Certainly, plan sponsors have a duty to inform (and teach) employees about the nature and scope of the benefits they offer. This obviously includes the company retirement plan. The tried-and-true lesson plans that describe savings and investing basics form the basis for this. There’s nothing wrong with this.
But there may be something wrong with this: teaching financial literacy.
Whoa! I could hear several of you falling to the floor in disbelief. “How could Carosa speak of such heresy?!” you shout.
Well, now, before you go getting all judgmental and everything, consider the reasoning.
It starts with this philosophical axiom: “Give a man a fish and you feed him for day. Teach a man to fish and you feed him for life.”

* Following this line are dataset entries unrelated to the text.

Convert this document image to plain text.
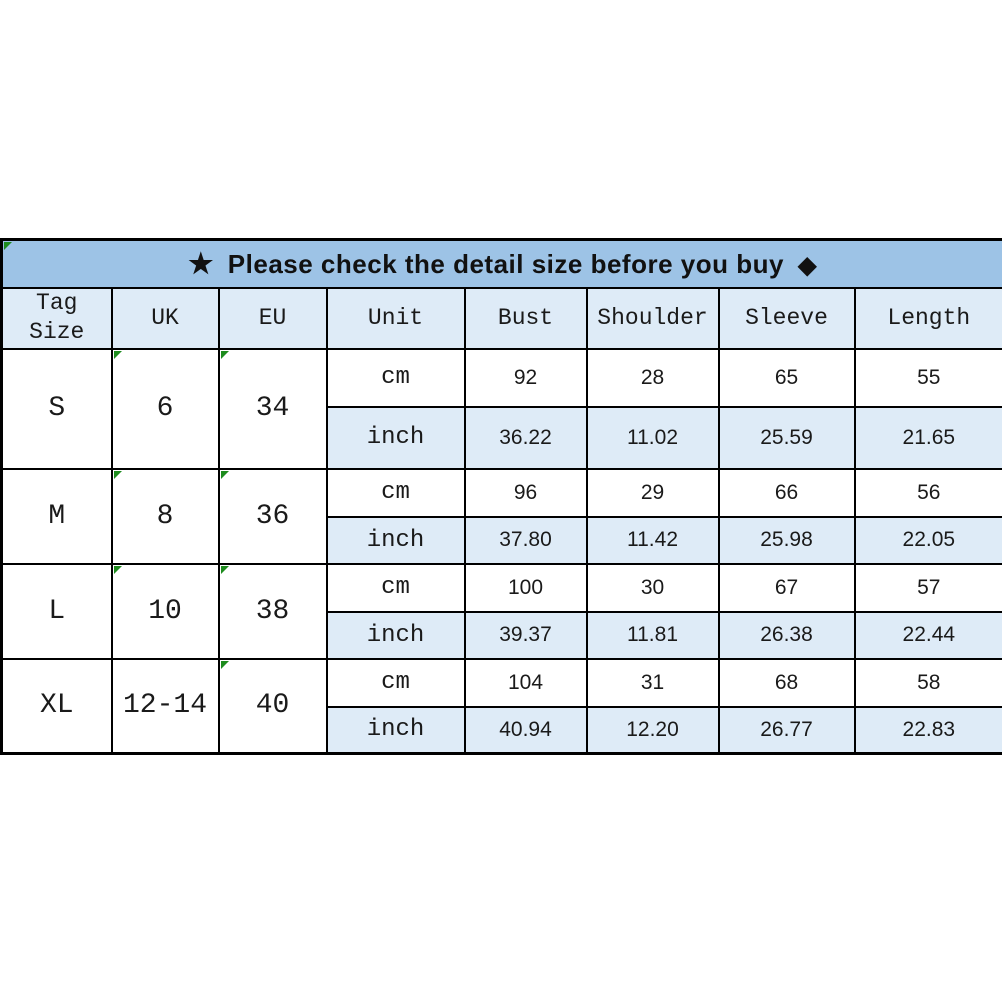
★ Please check the detail size before you buy ◆							
Tag Size	UK	EU	Unit	Bust	Shoulder	Sleeve	Length
S	6	34	cm	92	28	65	55
			inch	36.22	11.02	25.59	21.65
M	8	36	cm	96	29	66	56
			inch	37.80	11.42	25.98	22.05
L	10	38	cm	100	30	67	57
			inch	39.37	11.81	26.38	22.44
XL	12-14	40	cm	104	31	68	58
			inch	40.94	12.20	26.77	22.83
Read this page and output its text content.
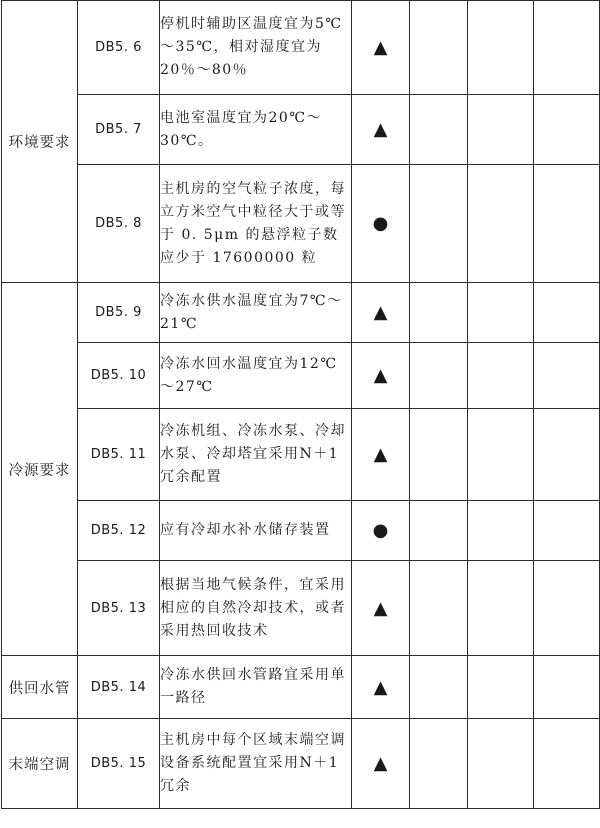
环境要求	DB5. 6	停机时辅助区温度宜为5℃～35℃，相对湿度宜为20％～80％	▲			
	DB5. 7	电池室温度宜为20℃～30℃。	▲			
	DB5. 8	主机房的空气粒子浓度，每立方米空气中粒径大于或等于 0. 5μm 的悬浮粒子数应少于 17600000 粒	●			
冷源要求	DB5. 9	冷冻水供水温度宜为7℃～21℃	▲			
	DB5. 10	冷冻水回水温度宜为12℃～27℃	▲			
	DB5. 11	冷冻机组、冷冻水泵、冷却水泵、冷却塔宜采用N＋1冗余配置	▲			
	DB5. 12	应有冷却水补水储存装置	●			
	DB5. 13	根据当地气候条件，宜采用相应的自然冷却技术，或者采用热回收技术	▲			
供回水管	DB5. 14	冷冻水供回水管路宜采用单一路径	▲			
末端空调	DB5. 15	主机房中每个区域末端空调设备系统配置宜采用N＋1冗余	▲			
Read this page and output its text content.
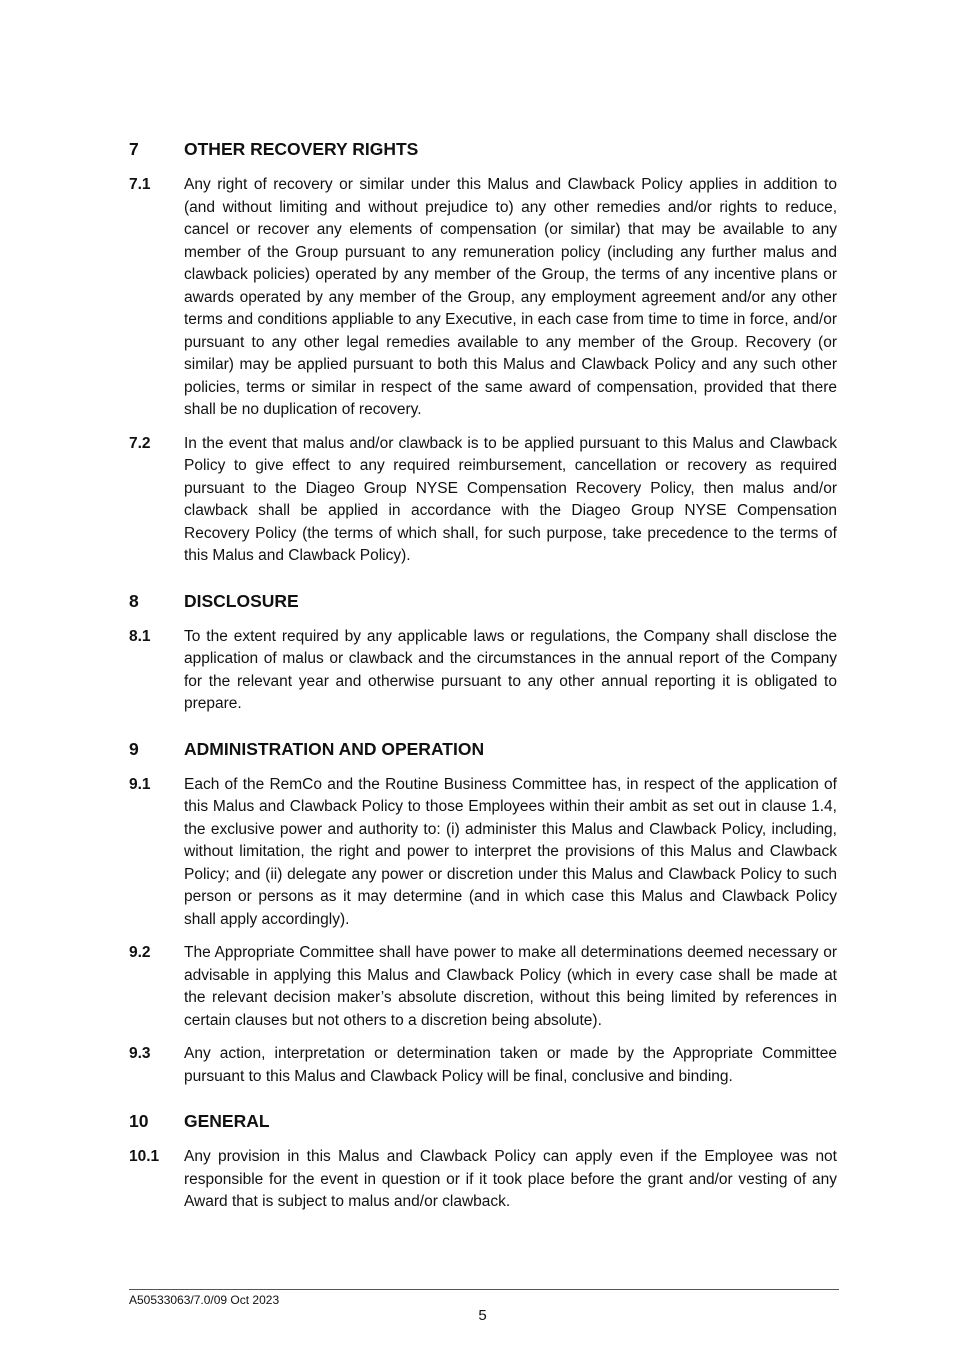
7	OTHER RECOVERY RIGHTS
7.1	Any right of recovery or similar under this Malus and Clawback Policy applies in addition to (and without limiting and without prejudice to) any other remedies and/or rights to reduce, cancel or recover any elements of compensation (or similar) that may be available to any member of the Group pursuant to any remuneration policy (including any further malus and clawback policies) operated by any member of the Group, the terms of any incentive plans or awards operated by any member of the Group, any employment agreement and/or any other terms and conditions appliable to any Executive, in each case from time to time in force, and/or pursuant to any other legal remedies available to any member of the Group. Recovery (or similar) may be applied pursuant to both this Malus and Clawback Policy and any such other policies, terms or similar in respect of the same award of compensation, provided that there shall be no duplication of recovery.
7.2	In the event that malus and/or clawback is to be applied pursuant to this Malus and Clawback Policy to give effect to any required reimbursement, cancellation or recovery as required pursuant to the Diageo Group NYSE Compensation Recovery Policy, then malus and/or clawback shall be applied in accordance with the Diageo Group NYSE Compensation Recovery Policy (the terms of which shall, for such purpose, take precedence to the terms of this Malus and Clawback Policy).
8	DISCLOSURE
8.1	To the extent required by any applicable laws or regulations, the Company shall disclose the application of malus or clawback and the circumstances in the annual report of the Company for the relevant year and otherwise pursuant to any other annual reporting it is obligated to prepare.
9	ADMINISTRATION AND OPERATION
9.1	Each of the RemCo and the Routine Business Committee has, in respect of the application of this Malus and Clawback Policy to those Employees within their ambit as set out in clause 1.4, the exclusive power and authority to: (i) administer this Malus and Clawback Policy, including, without limitation, the right and power to interpret the provisions of this Malus and Clawback Policy; and (ii) delegate any power or discretion under this Malus and Clawback Policy to such person or persons as it may determine (and in which case this Malus and Clawback Policy shall apply accordingly).
9.2	The Appropriate Committee shall have power to make all determinations deemed necessary or advisable in applying this Malus and Clawback Policy (which in every case shall be made at the relevant decision maker’s absolute discretion, without this being limited by references in certain clauses but not others to a discretion being absolute).
9.3	Any action, interpretation or determination taken or made by the Appropriate Committee pursuant to this Malus and Clawback Policy will be final, conclusive and binding.
10	GENERAL
10.1	Any provision in this Malus and Clawback Policy can apply even if the Employee was not responsible for the event in question or if it took place before the grant and/or vesting of any Award that is subject to malus and/or clawback.
A50533063/7.0/09 Oct 2023
5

Others before me have brought up the issue of paternalism in terms of the direction 401(k) plan design is heading. The best examples of this are the use of auto-enrollment and Qualified Default Investment Options. Both of these plan policy initiatives rose dramatically from the fertile incubator known as the Pension Protection Act of 2006.
Yes, these policies have increased enrollment, but they may have come with the unintended side effect of capping savings growth. By taking the enrollment decision out of the hands of the employee, you’ve removed the need for the employee to engage. In the short-term, this boosts participation rates. Longer term, however, we haven’t seen employees boosting their deferral rates. By giving them the fish, we’ve taught them they don’t need to fish.
Some suggest auto-escalation is the answer, but is it? Or does it simply kick the can down the road?
Ironically, placing the plan on “auto” pilot eliminates the urgency of the traditional 401(k) employee education syllabus. Why teach employees about saving when saving is done automatically for them? Why teach employees about investing when they don’t need to make a decision on where to invest?
But we still need to provide education to employees? What to do, what to do…
To fill this void, and perhaps to make up for the lack of such education in our secondary schools, plan sponsors seem excited to provide lessons in financial literacy. Formerly branded under the moniker “financial planning basics,” topics such as debt, budgeting, insurance, etc… now appear more frequently in 401(k) employee education meetings. You may recognize them by their new name: “Financial Wellness.”
It used to be plan sponsors focused on “retirement readiness.” That made sense. After all, what’s a retirement plan for if not about getting ready for retirement?
Somewhere along the line, “retirement readiness” morphed into “financial wellness.” It’s not clear if this is a good thing. It may be more about handing out the daily fish and less about teaching employees how to fish.
Again, I can see you jerk back when you read that last statement. Don’t think your computer screen blocks my view. (Do you really know where all the camera lenses are on your device?)
“But isn’t teaching financial literacy just like teaching someone how to fish?” you undoubtedly ask.
It may be. Or it may not be.
Consider the case where employees become too dependent on their employer to vet the financial wellness teachers. (This is precisely the kind of fiduciary role plan sponsors see themselves in.) What happens when those employees retire (or otherwise leave their employer)? Will they be prepared to fish for their own financial service provider? Will they have the confidence to do so?
Just like other areas of retirement, it’s best when employees have a chance to practice their independence before actually retiring. A solid education program, therefore, won’t lead the employee by the hand, but point the employee in a general direction. This way, employees can forge ahead for themselves, knowing they’re still in the company’s comfortable cocoon. This allows them a timely second opinion on any exploratory activities they engage in.
Should 401(k) plan sponsors be on the hook for teaching financial literacy? Probably not. But if they’re intent on doing so, the least they can do is to provide a rod and reel for every employee.